In each of these three levels, you’ll find places to eat and places to buy. And always places to adore.

In Decadent Paris, you tour establishments decades old that are the definition of high-end. Many of these are world-famous, some are more quiet Parisian treasures that the locals guard to preserve the privacy and the quality. Here the great and grand restaurants are described in loving detail: Le Cinq, Laperouse, Le Precope — in all nineteen museums of gastronomy. History and ambiance are described with studied care.

There are nineteen legendary brasseries presented, too. And the difference between a restaurant and a brasserie? In 1877 it was semi-officially stated that in a brasserie beer was sold by the measure and the food only served at tables with benches. Today, you’ll find chairs and tablecloths, too. This entire genre is based on Alsatian food, and began in the 1850 when railroads first connected Paris and Alsace. In 1871, German claimed Alsace as a war prize [Franco-Prussian War] and refugee Alsatians flocked to Paris. They rebuilt their world and Paris gained this new layer of grandness.

The Decadent section ends with the best in high-end food stores offering exceptional food products.
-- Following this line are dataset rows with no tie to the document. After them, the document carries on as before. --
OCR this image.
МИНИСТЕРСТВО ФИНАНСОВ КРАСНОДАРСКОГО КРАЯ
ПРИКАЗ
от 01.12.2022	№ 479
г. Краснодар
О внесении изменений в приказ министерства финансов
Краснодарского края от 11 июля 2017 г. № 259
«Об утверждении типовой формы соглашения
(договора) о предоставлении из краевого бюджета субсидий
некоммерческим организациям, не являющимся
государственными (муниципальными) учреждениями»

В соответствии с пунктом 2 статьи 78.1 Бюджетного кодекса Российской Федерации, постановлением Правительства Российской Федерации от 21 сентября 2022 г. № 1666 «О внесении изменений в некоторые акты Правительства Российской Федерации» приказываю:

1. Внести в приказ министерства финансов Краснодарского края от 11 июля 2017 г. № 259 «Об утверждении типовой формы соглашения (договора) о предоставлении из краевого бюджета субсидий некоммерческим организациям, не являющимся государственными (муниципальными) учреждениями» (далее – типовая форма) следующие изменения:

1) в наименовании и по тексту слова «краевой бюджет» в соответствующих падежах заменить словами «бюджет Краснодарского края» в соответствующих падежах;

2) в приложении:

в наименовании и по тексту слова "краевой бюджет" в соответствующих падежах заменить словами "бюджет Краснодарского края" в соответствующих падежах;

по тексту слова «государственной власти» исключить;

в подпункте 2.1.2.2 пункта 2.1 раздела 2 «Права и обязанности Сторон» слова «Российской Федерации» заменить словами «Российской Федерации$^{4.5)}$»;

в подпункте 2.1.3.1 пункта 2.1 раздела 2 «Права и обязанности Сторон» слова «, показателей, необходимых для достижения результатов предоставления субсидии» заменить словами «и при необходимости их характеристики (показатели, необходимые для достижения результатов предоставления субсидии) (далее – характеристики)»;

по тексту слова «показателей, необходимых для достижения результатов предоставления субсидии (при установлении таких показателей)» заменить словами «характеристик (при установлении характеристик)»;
Auge for wine, Dallayou as the ultimate delicatessen, Fauchon as the ultimate food store. If you are on a food tour of Paris, this list provides the top dozen stores that you must, must visit.

The Traditional Paris section begins with places to eat, not restaurants or brassieres, but bistros. This is, strangely, another war based concept. When Napoleon was defeated, the Russians occupied Paris. They wanted their food and they wanted it quickly. “Bistro” means fast in Russian. The food here does not take hours to prepare, it is not always sauce-heavy, but in the bistros listed here it is damn good. Pick any of these on your Paris tour, and you’ll feel absolutely native.

The shops in this section are popular with both natives and tourists. They produce food in abundance and it is as splendid as if it were crafted just for you. Boulangerie Kayser offers fantastic breads. Got to Audroet for cheese, and Le Baron Rouge for wine. There are meat and wine stores, bread palaces, chocolate, and pastries. The prices here are not in the decadent class, but, these are still world-class establishments and you’ll see euros flow from your wallet. Worth every last one.

The last section of the book, Contemporary Paris, covers the exceptional spaces and food conceived in the past two decades. The red velvet and gold leaf of royal Paris are absent in the forty restaurants described here. Modern, post-modern, austere, avant garde — these are restaurants located on movie sets. Here the experience matters as much as the food and the experience is phenomenal. The French pride themselves on quality and these spaces are ample justification. Dine at L’Arpege on minimalist cuisine in a somber room that is the perfect host for the best vegetables in the world. To sit and dine in these spaces is to be consumed by the beauty of the surroundings just as you consume the beauty of the food.

There’s a long list of food and wine stores here, too. New vendors in new spaces with new glories. Visit La Maison du Whisky to see how France can transform Kentucky. Or Le Palais des Thés to see how quality and quantity can combine with no compromise.

World cities all now vie for dominance in the food world. But Paris has always been first. Paris Bon Appetit explains why Paris stands atop the world. And surely always will.